In regards to how this plays compared with the other? Well, it’s more or less the same movie, just longer. As with the other one, I just had a meh kind of reaction, I sat there watching some nice craftsmanship, make-up and such but the story is still so bloated and reiterate that this entire story could’ve been wrapped up in two movies and so many extraneous plotlines could’ve been completely cut and would not be missed. Oh, and the key scene with the barrels down the river is still really dumb (and on a side note: the Amazon.com exclusive is utterly laughable).


This 5-disc release comes housed in a black HD Keep Case and inside is the redemption code for the UltraViolet digital copy.

DISCS 1 & 2:
3D Version of the Film

Audio Commentary
once again features Peter Jackson and Philippa Boyens provide their insights into making the second of the trilogy with on-set anecdotes and other tidbits. Considering the movie is three hours, I actually found both commentators engaging.

New Zealand: Home of Middle-Earth, Part 2 (7:11; HD) – This is a tour of the various locations for the movie and serves as an advertisement for the country.

Into the Wilderland: The Chronicles of The Hobbit – Part 2 (5:00:26; HD)
is a 13-part documentary going through each and every aspect of making Desolation from filming locations, stunt work, visual and special effects and features interviews with members of the cast and crew including Peter Jackson, Martin Freeman, Luke Evans, Evangeline Lily, Orlando Bloom and Benedict Cumberbatch among others. I dare you to watch this in one sitting…

The Journey to Erebor (5:05:51; HD)
– In this set, broken up into 5 parts, we get to meet the new characters, as well as creatures (such as Smaug), locations, etc. introduced in the movie taking us through their backgrounds, designs, VFX and interviews with cast and crew members.

2D VIDEO – 4.5/5 |  3D VIDEO – 5.0/5

The Hobbit: The Desolation of Smaug swoops in onto Blu-ray presented in its original 2.40 widescreen aspect ratio and given a nice 1080p high-definition transfer. The picture is sharp with good detail levels throughout while colors seem to drift more towards cooler tones at times (almost a purple tint) with warmer elements in other scenes. I didn’t notice any major instances of pixilation or artifacts – no surprise given it was shot digitally – and black levels are generally deep and stark.

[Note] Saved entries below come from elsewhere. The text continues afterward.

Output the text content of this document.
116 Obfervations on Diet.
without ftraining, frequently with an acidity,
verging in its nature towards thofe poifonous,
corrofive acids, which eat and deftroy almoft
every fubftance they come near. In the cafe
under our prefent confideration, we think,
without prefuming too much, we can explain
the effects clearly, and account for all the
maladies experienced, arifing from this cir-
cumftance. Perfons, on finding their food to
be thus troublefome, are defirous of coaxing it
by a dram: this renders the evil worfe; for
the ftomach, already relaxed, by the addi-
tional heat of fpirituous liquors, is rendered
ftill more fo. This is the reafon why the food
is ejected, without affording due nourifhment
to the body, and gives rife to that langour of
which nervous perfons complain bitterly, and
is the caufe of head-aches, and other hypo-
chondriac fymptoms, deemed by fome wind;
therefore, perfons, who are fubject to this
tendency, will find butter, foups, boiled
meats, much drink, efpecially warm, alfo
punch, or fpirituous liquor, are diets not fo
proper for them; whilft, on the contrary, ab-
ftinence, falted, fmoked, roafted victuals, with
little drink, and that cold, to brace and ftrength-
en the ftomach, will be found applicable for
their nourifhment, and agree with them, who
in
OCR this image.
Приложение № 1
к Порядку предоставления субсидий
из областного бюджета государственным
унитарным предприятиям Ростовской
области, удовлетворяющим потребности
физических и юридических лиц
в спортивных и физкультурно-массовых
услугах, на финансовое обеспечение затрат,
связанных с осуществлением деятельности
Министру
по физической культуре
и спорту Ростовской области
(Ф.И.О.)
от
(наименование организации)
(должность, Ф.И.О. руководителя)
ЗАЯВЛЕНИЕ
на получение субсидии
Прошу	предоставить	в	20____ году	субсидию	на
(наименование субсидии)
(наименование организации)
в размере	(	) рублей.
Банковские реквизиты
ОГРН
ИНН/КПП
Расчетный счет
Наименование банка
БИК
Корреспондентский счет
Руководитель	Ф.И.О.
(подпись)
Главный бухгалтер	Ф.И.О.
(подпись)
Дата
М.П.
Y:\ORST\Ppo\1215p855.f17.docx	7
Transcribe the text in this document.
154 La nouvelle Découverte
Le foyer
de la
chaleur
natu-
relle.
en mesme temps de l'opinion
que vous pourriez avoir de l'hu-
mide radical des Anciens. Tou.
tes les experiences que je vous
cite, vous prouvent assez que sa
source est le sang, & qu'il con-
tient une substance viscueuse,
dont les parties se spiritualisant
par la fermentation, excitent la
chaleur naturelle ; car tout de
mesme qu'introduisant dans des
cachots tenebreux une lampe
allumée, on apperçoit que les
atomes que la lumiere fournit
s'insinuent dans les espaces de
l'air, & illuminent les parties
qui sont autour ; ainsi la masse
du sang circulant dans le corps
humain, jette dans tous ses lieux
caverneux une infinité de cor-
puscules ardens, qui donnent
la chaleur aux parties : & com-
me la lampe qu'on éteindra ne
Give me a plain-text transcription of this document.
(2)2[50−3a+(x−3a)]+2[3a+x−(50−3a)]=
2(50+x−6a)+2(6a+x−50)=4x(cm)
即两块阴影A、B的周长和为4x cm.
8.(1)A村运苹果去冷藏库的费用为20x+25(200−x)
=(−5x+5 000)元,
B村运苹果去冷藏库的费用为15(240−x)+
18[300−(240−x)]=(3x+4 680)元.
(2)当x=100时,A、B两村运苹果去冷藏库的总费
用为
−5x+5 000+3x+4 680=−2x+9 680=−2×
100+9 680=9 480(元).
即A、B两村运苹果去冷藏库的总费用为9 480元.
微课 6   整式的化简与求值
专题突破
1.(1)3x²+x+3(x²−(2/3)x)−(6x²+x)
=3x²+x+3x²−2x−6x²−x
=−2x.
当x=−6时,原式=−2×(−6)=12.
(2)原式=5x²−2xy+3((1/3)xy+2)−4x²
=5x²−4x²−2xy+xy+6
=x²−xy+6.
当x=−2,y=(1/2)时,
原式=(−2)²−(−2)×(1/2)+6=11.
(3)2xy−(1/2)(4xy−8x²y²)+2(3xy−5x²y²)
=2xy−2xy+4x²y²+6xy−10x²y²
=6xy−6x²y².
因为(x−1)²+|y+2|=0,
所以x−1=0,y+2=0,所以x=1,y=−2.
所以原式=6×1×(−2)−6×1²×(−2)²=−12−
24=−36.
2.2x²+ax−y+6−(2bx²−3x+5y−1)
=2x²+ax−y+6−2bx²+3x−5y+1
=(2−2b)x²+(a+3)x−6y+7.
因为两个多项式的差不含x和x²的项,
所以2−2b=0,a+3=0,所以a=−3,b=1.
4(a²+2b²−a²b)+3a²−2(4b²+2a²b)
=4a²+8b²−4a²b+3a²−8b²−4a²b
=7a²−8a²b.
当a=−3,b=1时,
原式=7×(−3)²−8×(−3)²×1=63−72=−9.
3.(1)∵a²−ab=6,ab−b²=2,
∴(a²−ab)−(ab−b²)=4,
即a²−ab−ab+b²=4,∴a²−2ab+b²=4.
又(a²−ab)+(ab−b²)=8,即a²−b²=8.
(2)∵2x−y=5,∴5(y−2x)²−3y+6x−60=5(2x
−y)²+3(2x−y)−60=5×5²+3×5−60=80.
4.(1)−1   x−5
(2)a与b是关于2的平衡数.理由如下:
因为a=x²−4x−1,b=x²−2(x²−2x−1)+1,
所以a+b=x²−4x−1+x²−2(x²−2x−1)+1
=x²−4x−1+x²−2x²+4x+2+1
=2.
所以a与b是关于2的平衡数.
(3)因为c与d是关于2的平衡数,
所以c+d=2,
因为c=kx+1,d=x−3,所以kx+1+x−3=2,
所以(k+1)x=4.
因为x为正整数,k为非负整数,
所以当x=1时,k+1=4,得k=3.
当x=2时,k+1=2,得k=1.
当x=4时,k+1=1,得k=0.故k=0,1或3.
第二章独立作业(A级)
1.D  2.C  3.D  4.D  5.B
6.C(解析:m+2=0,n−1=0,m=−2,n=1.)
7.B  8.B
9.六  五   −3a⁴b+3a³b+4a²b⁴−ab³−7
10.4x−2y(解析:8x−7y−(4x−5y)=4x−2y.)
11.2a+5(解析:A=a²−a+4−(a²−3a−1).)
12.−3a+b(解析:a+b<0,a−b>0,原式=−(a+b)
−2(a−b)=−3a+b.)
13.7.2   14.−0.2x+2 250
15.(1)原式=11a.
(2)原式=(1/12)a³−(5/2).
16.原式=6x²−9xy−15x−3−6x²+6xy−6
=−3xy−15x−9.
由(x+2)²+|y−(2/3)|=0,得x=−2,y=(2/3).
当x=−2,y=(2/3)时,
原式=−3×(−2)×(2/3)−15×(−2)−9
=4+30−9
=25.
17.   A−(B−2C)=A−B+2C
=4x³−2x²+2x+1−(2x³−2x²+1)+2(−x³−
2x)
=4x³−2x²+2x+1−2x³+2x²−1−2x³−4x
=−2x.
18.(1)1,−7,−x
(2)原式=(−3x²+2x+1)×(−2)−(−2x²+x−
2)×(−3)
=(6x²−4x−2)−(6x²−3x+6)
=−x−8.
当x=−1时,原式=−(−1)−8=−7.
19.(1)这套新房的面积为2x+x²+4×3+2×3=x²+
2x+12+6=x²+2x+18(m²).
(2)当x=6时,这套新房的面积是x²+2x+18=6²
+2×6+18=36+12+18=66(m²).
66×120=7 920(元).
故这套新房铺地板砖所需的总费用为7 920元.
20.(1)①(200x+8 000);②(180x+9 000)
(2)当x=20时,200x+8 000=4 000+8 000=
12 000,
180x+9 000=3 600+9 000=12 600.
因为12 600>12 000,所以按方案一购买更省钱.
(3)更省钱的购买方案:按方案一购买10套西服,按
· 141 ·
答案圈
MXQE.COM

The 3D version looks stunning. The depth of field on the picture is excellent, colors still is retained and there’s the usual piercing off the screen elements such as swords, liquids and such. This is easily reference quality material here especially when you consider minimal amount of aliasing or ghosting which sometimes permeates some 3D presentations.

AUDIO – 5.0/5

The 7.1 channel DTS-HD Master Audio track is amazing through and through. This lossless track is dynamic showcasing everything from the action/adventure scenes like in the forest to the rip roar river chase sequence. Also coming across quite well is the score from Howard Shore making use of the rear channels along with any ambient noises.

OVERALL – 4.0/5

Overall, although Desolation of Smaug is an improvement over Unexpected Journey, I still wasn’t crazy about the installment with the action scenes, albeit well filmed, seemingly blurring from one to the next and you once more had references to LOTR, a series I have far more interest in re-watching and caring about than this one thus far. Still, fans will probably get more out of this than I did so on that front, it might be worth a rental.